Adherence to the rule of law in this sense is what distinguishes our legal system from that of the Third Reich.
At the heart of the ''rule of law'' concept is the proposition that every action of government must be justified by, and testable against, pre-existing law. The Coalition's plan to deprive non-citizens of the ability to seek administrative or judicial review of visa cancellation unless they have lived in Australia for more than 10 years or have an Australian-born dependent child is thus contrary to the domestic rule of law.
The rule-of-law concept also incorporates a defence against arbitrary government action clothed as law, by requiring that laws must, as far as possible, be generally applicable. Any differential treatment of individuals must have an objective and reasonable justification.
The Coalition's policy seems to contemplate the indefinite detention of non-citizens who, for whatever reason, cannot be removed from the country.
Obviously, the individual cost imposed by deprivation of liberty does not differ according to whether an individual is a citizen or a non-citizen.
Equally obviously, a person's citizenship status can have no possible bearing on the nature and extent of the threat he or she poses to the community. A potential rapist, for example, is no more of a threat to the community just because he or she is a non-citizen rather than a citizen.
We, therefore, have no objective and reasonable justification for being more prepared to subject non-citizens to preventive detention than to subject citizens to the same treatment.
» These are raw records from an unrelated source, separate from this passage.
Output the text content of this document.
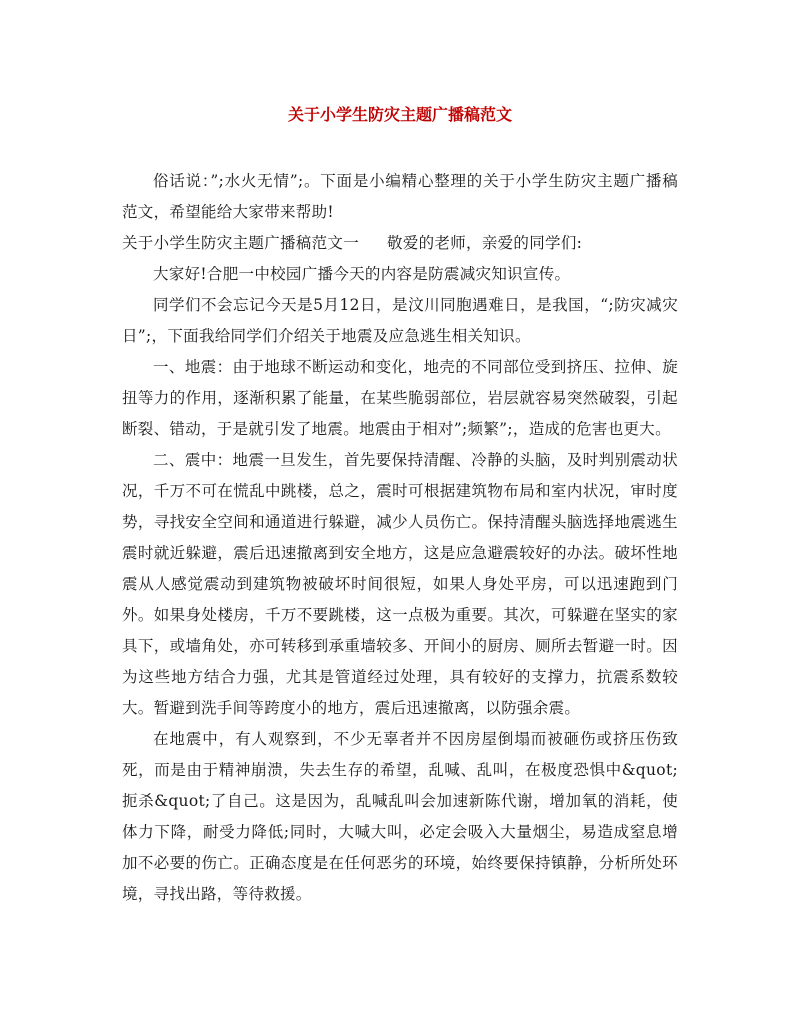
关于小学生防灾主题广播稿范文

俗话说：”;水火无情”;。下面是小编精心整理的关于小学生防灾主题广播稿范文，希望能给大家带来帮助!

关于小学生防灾主题广播稿范文一 敬爱的老师，亲爱的同学们:

大家好!合肥一中校园广播今天的内容是防震减灾知识宣传。

同学们不会忘记今天是5月12日，是汶川同胞遇难日，是我国，“;防灾减灾日”;，下面我给同学们介绍关于地震及应急逃生相关知识。

一、地震：由于地球不断运动和变化，地壳的不同部位受到挤压、拉伸、旋扭等力的作用，逐渐积累了能量，在某些脆弱部位，岩层就容易突然破裂，引起断裂、错动，于是就引发了地震。地震由于相对”;频繁”;，造成的危害也更大。

二、震中：地震一旦发生，首先要保持清醒、冷静的头脑，及时判别震动状况，千万不可在慌乱中跳楼，总之，震时可根据建筑物布局和室内状况，审时度势，寻找安全空间和通道进行躲避，减少人员伤亡。保持清醒头脑选择地震逃生震时就近躲避，震后迅速撤离到安全地方，这是应急避震较好的办法。破坏性地震从人感觉震动到建筑物被破坏时间很短，如果人身处平房，可以迅速跑到门外。如果身处楼房，千万不要跳楼，这一点极为重要。其次，可躲避在坚实的家具下，或墙角处，亦可转移到承重墙较多、开间小的厨房、厕所去暂避一时。因为这些地方结合力强，尤其是管道经过处理，具有较好的支撑力，抗震系数较大。暂避到洗手间等跨度小的地方，震后迅速撤离，以防强余震。

在地震中，有人观察到，不少无辜者并不因房屋倒塌而被砸伤或挤压伤致死，而是由于精神崩溃，失去生存的希望，乱喊、乱叫，在极度恐惧中&quot;扼杀&quot;了自己。这是因为，乱喊乱叫会加速新陈代谢，增加氧的消耗，使体力下降，耐受力降低;同时，大喊大叫，必定会吸入大量烟尘，易造成窒息增加不必要的伤亡。正确态度是在任何恶劣的环境，始终要保持镇静，分析所处环境，寻找出路，等待救援。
The saddest thing about all of this, however, is that the preceding critique of the Coalition's policy is a critique that also applies, though to a lesser extent, to existing law and government policy. All the Coalition has really done is to put forward a proposal to go a few steps further down a road on which we are already travelling, with some dog-whistling thrown in.
Savitri Taylor is Associate Professor at the La Trobe Law School.